Food security, peace and stability are seriously thwarted by the demand for drugs, alcohool, sex, violence (yes violence is not only a means to an end it also acts as a drug in combination with other drugs) which so appeal to young and mature men, especially if "normal" satisfaction perpectives for the present and the future are out of reach.  So we won't escape the never ending challenge to diminish the attraction and/or availability of those powerful but destructive means to feel good, strong, or simply to forget...Chaos serves access to those drugs, so peace through food security has a truly strong adversary!  

Ruby Khan FAO Somalia, Kenya
11.12.2013

Food security, nutrition and livelihoods can serve as a confidence building platform where communities negotiate on an issue that is of mutual importance. It can serve as areas to negotiate and agree particularly on nutrition for children and vulnerable, poor households, women, elderly, where most groups find common goals. In addition, negotiating the responsible management of communal resources (water, land, forests, etc.) can also serve as a way to reach agreement where other issues are too difficult to agree on.

Additonally, working on livelihoods through a rights based approach, ie providing access to marginalized groups, minorities, etc. can increase buy in not only in the peace process but also in support of political participation within the mainstream, and facilitate the discussions on other more difficult issues. Fringe groups can be brought to the table if basic issues such as food security and increasing self-sufficiency in the ability for communities to provide for themselves will be supported. This reduces the idea of dependency on external assistance which becomes a grievance in the narrative of certain political groups.
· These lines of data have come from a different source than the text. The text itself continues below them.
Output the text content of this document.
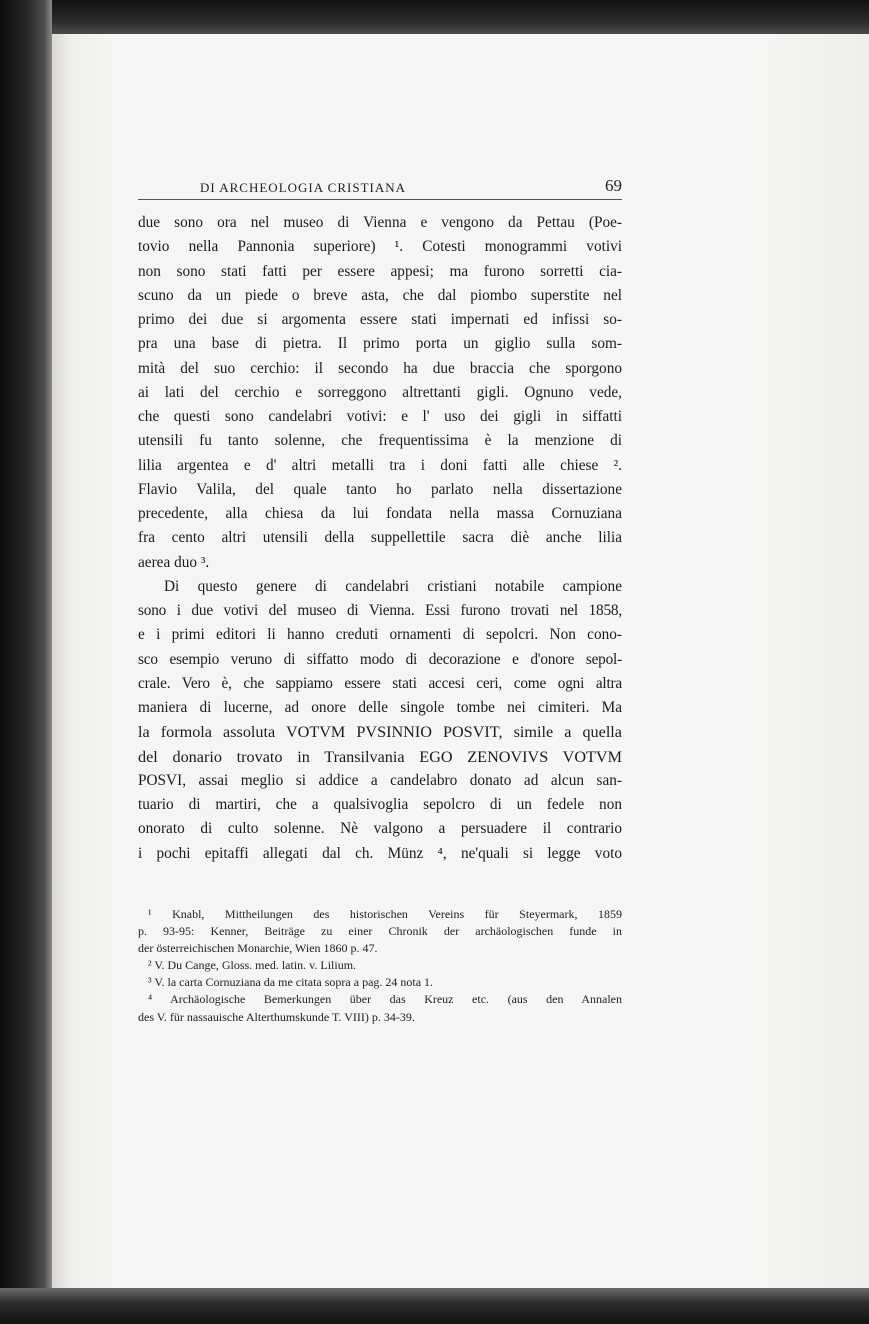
DI ARCHEOLOGIA CRISTIANA	69
due sono ora nel museo di Vienna e vengono da Pettau (Poe-
tovio nella Pannonia superiore) ¹. Cotesti monogrammi votivi
non sono stati fatti per essere appesi; ma furono sorretti cia-
scuno da un piede o breve asta, che dal piombo superstite nel
primo dei due si argomenta essere stati impernati ed infissi so-
pra una base di pietra. Il primo porta un giglio sulla som-
mità del suo cerchio: il secondo ha due braccia che sporgono
ai lati del cerchio e sorreggono altrettanti gigli. Ognuno vede,
che questi sono candelabri votivi: e l' uso dei gigli in siffatti
utensili fu tanto solenne, che frequentissima è la menzione di
lilia argentea e d' altri metalli tra i doni fatti alle chiese ².
Flavio Valila, del quale tanto ho parlato nella dissertazione
precedente, alla chiesa da lui fondata nella massa Cornuziana
fra cento altri utensili della suppellettile sacra diè anche lilia
aerea duo ³.
Di questo genere di candelabri cristiani notabile campione
sono i due votivi del museo di Vienna. Essi furono trovati nel 1858,
e i primi editori li hanno creduti ornamenti di sepolcri. Non cono-
sco esempio veruno di siffatto modo di decorazione e d'onore sepol-
crale. Vero è, che sappiamo essere stati accesi ceri, come ogni altra
maniera di lucerne, ad onore delle singole tombe nei cimiteri. Ma
la formola assoluta VOTVM PVSINNIO POSVIT, simile a quella
del donario trovato in Transilvania EGO ZENOVIVS VOTVM
POSVI, assai meglio si addice a candelabro donato ad alcun san-
tuario di martiri, che a qualsivoglia sepolcro di un fedele non
onorato di culto solenne. Nè valgono a persuadere il contrario
i pochi epitaffi allegati dal ch. Münz ⁴, ne'quali si legge voto
¹ Knabl, Mittheilungen des historischen Vereins für Steyermark, 1859
p. 93-95: Kenner, Beiträge zu einer Chronik der archäologischen funde in
der österreichischen Monarchie, Wien 1860 p. 47.
² V. Du Cange, Gloss. med. latin. v. Lilium.
³ V. la carta Cornuziana da me citata sopra a pag. 24 nota 1.
⁴ Archäologische Bemerkungen über das Kreuz etc. (aus den Annalen
des V. für nassauische Alterthumskunde T. VIII) p. 34-39.
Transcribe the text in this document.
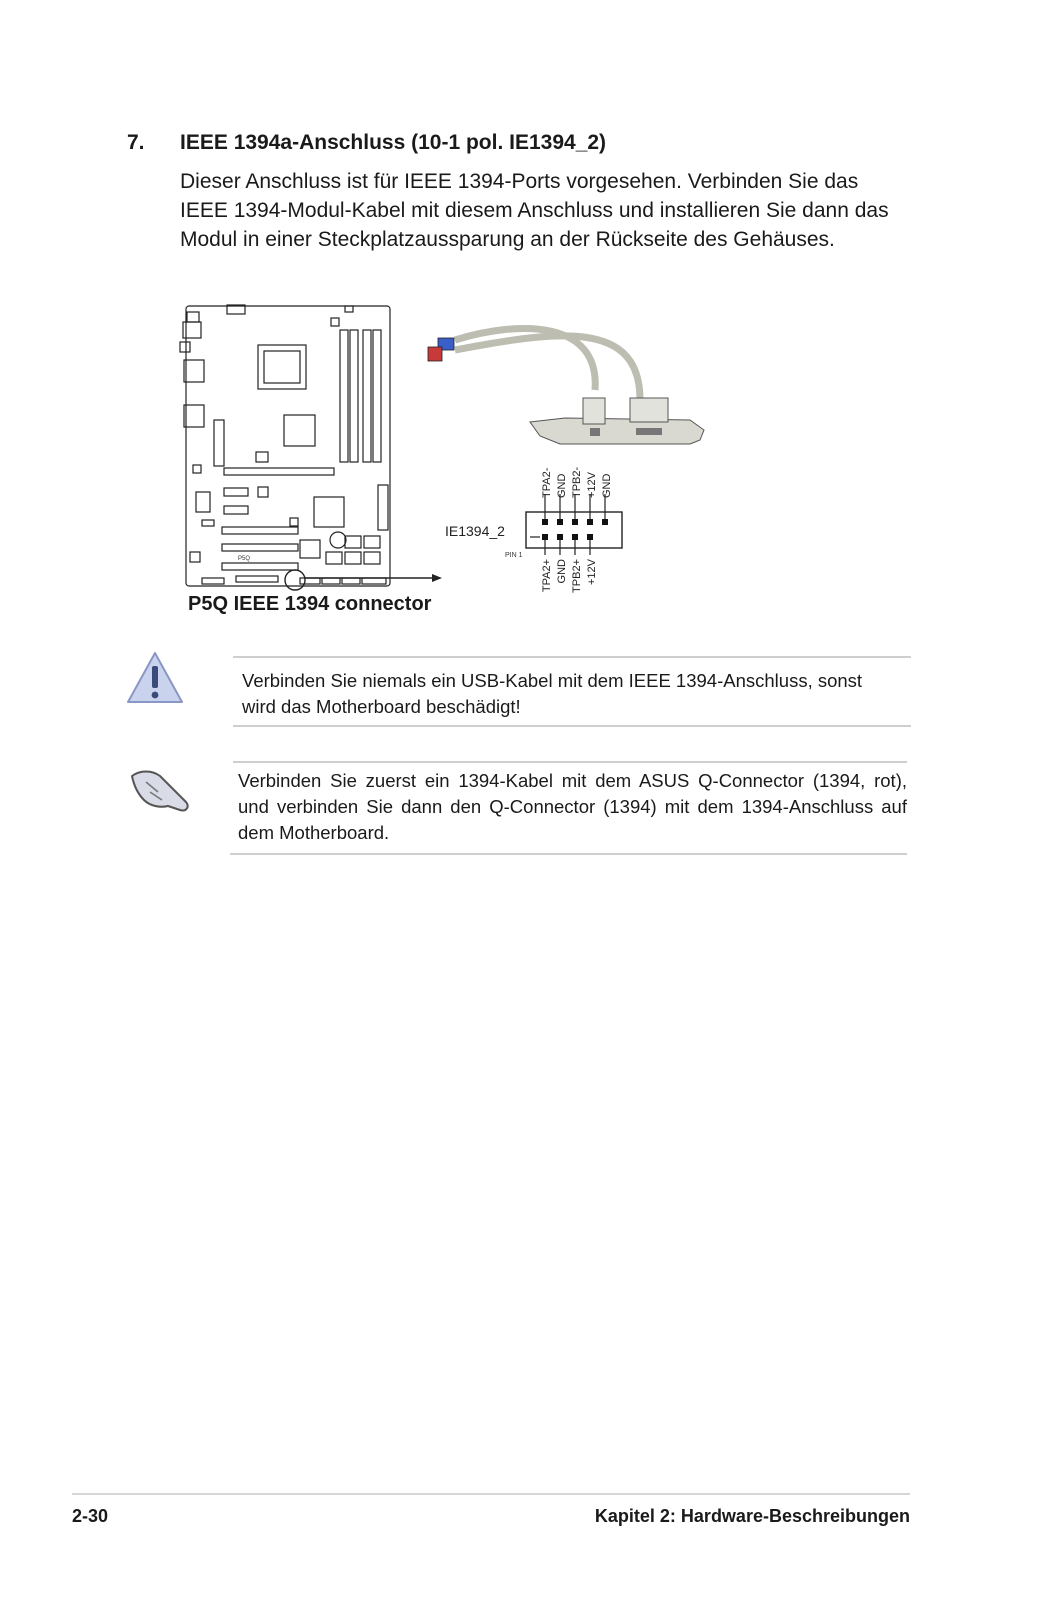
7. IEEE 1394a-Anschluss (10-1 pol. IE1394_2)

Dieser Anschluss ist für IEEE 1394-Ports vorgesehen. Verbinden Sie das

IEEE 1394-Modul-Kabel mit diesem Anschluss und installieren Sie dann das

Modul in einer Steckplatzaussparung an der Rückseite des Gehäuses.

P5Q
IE1394_2
PIN 1
TPA2- GND TPB2- +12V GND
TPA2+ GND TPB2+ +12V
P5Q IEEE 1394 connector

Verbinden Sie niemals ein USB-Kabel mit dem IEEE 1394-Anschluss, sonst

wird das Motherboard beschädigt!

Verbinden Sie zuerst ein 1394-Kabel mit dem ASUS Q-Connector (1394, rot),

und verbinden Sie dann den Q-Connector (1394) mit dem 1394-Anschluss auf

dem Motherboard.

2-30	Kapitel 2: Hardware-Beschreibungen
The improvement of state-society contract (as mentioned previously) cannot be underestimated as a precursor or underlying peacebuilding processes. Poverty, lack of access to basic services and general issues of basic dependence on the state or external actors should be addressed in a comprehensive way by development actors to increase the impact of the provision of basic services to meaningfully contribute to peacebuilding processes.

 

Erin McCandless consultant; Interpeace, United States of America
07.12.2013

I'm sure you know of the attached report, as FAO participated. But just in case!

See the attachment: Peace dividends and beyond.pdf
07.12.2013

Well, what a wonderful question 1! The distribution of food must be fair.  You can't buy peace directly but maybe in this indirect way. You have some force.

Susanne Kayser-Schillegger none , Marshall Islands
05.12.2013

Having lived for more than 27 years in Africa with ample opportunity to watch and experience food shortages as well as food distribution. Food distribution does not work, it is more often than not stolen and does not reach people. I have witnessed tinned food - a gift from Danmark - being sold in an Arabic Souk while it was given to people in Sudan! We have found that the best way to ensure that people get food is to give them simple tools and good seeds, dig a well or two and the people will proudly look after themselves since the fields are their own and the production is in their hands. Do not make people professional beggars relying on food support that may never arrive, give them dignity by giving them tools, water and seeds. Abstain from silly big farming projects, engage in grassroot projects that reach the people directly and much can be achieved. 

Jean Max St Fleur WFP, Haiti
02.12.2013

Une formation sur la problématique de la sécurité alimentaire dans une perspective de construction de processus de paix doit cibler ces milliers de femmes du secteur économique informel, dans les pays en voie de développement, qui défrichent les terres agricoles, génèrent de l’argent pour nourrir leurs foyers, éduquer leurs enfants et soutenir leurs communautés.